Bacterial lipoproteins and other factors released by Francisella tularensis modulate human neutrophil lifespan: Effects of a TLR1 SNP on apoptosis inhibition

Jason H. Barker, David S. Weiss, Lauren C. Kinkead, Brandi B. Ketelsen, Joshua R. Fletcher, Bradley D. Jones, Jenna M. McCracken, Lee-Ann H. Allen, Laura C. Whitmore, Justin W. Kaufman
Francisella tularensis infects several cell types including neutrophils, and aberrant neutrophil accumulation contributes to tissue destruction during tularaemia. We demonstrated previously that F. tularensis strains Schu S4 and live vaccine strain markedly delay human neutrophil apoptosis and thereby prolong cell lifespan, but the bacterial factors that mediate this aspect of virulence are undefined. Herein, we demonstrate that bacterial conditioned medium (CM) can delay apoptosis in the absence of direct infection. Biochemical analyses show that CM contained F. tularensis surface factors as well as outer membrane components.
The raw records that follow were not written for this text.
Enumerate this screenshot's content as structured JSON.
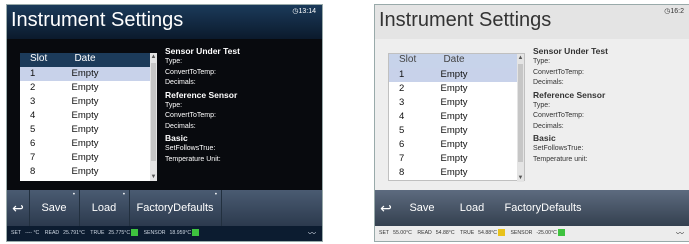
{
  "screens": {
    "dark": {
      "title": "Instrument Settings",
      "clock": "13:14",
      "list_header": {
        "slot": "Slot",
        "date": "Date"
      },
      "rows": [
        {
          "slot": "1",
          "date": "Empty"
        },
        {
          "slot": "2",
          "date": "Empty"
        },
        {
          "slot": "3",
          "date": "Empty"
        },
        {
          "slot": "4",
          "date": "Empty"
        },
        {
          "slot": "5",
          "date": "Empty"
        },
        {
          "slot": "6",
          "date": "Empty"
        },
        {
          "slot": "7",
          "date": "Empty"
        },
        {
          "slot": "8",
          "date": "Empty"
        }
      ],
      "info": {
        "sut_heading": "Sensor Under Test",
        "sut_type": "Type:",
        "sut_convert": "ConvertToTemp:",
        "sut_decimals": "Decimals:",
        "ref_heading": "Reference Sensor",
        "ref_type": "Type:",
        "ref_convert": "ConvertToTemp:",
        "ref_decimals": "Decimals:",
        "basic_heading": "Basic",
        "basic_set": "SetFollowsTrue:",
        "basic_unit": "Temperature Unit:"
      },
      "toolbar": {
        "save": "Save",
        "load": "Load",
        "factory": "FactoryDefaults"
      },
      "status": {
        "set_label": "SET",
        "set_value": "---- °C",
        "read_label": "READ",
        "read_value": "25.791°C",
        "true_label": "TRUE",
        "true_value": "25.775°C",
        "sensor_label": "SENSOR",
        "sensor_value": "18.959°C"
      },
      "colors": {
        "true_indicator": "#3ec23e",
        "sensor_indicator": "#3ec23e"
      }
    },
    "light": {
      "title": "Instrument Settings",
      "clock": "16:2",
      "list_header": {
        "slot": "Slot",
        "date": "Date"
      },
      "rows": [
        {
          "slot": "1",
          "date": "Empty"
        },
        {
          "slot": "2",
          "date": "Empty"
        },
        {
          "slot": "3",
          "date": "Empty"
        },
        {
          "slot": "4",
          "date": "Empty"
        },
        {
          "slot": "5",
          "date": "Empty"
        },
        {
          "slot": "6",
          "date": "Empty"
        },
        {
          "slot": "7",
          "date": "Empty"
        },
        {
          "slot": "8",
          "date": "Empty"
        }
      ],
      "info": {
        "sut_heading": "Sensor Under Test",
        "sut_type": "Type:",
        "sut_convert": "ConvertToTemp:",
        "sut_decimals": "Decimals:",
        "ref_heading": "Reference Sensor",
        "ref_type": "Type:",
        "ref_convert": "ConvertToTemp:",
        "ref_decimals": "Decimals:",
        "basic_heading": "Basic",
        "basic_set": "SetFollowsTrue:",
        "basic_unit": "Temperature unit:"
      },
      "toolbar": {
        "save": "Save",
        "load": "Load",
        "factory": "FactoryDefaults"
      },
      "status": {
        "set_label": "SET",
        "set_value": "55.00°C",
        "read_label": "READ",
        "read_value": "54.88°C",
        "true_label": "TRUE",
        "true_value": "54.88°C",
        "sensor_label": "SENSOR",
        "sensor_value": "-25.00°C"
      },
      "colors": {
        "true_indicator": "#e8c21a",
        "sensor_indicator": "#3ec23e"
      }
    }
  },
  "icons": {
    "back": "back-arrow-icon",
    "clock": "clock-icon",
    "wave": "signal-wave-icon"
  }
}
Our previous studies excluded roles for lipopolysaccharide and capsule in apoptosis inhibition, and current studies of [14C] acetate-labelled bacteria argue against a role for other bacterial lipids in this process. At the same time, studies of isogenic mutants indicate that TolC and virulence factors whose expression requires FevR or MglA were also dispensable, demonstrating that apoptosis inhibition does not require Type I or Type VI secretion. Instead, we identified bacterial lipoproteins (BLPs) as active factors in CM. Additional studies of isolated BLPs demonstrated dose-dependent neutrophil apoptosis inhibition via a TLR2-dependent mechanism that is significantly influenced by a common polymorphism, rs5743618, in human TLR1. These data provide fundamental new insight into pathogen manipulation of neutrophil lifespan and BLP function.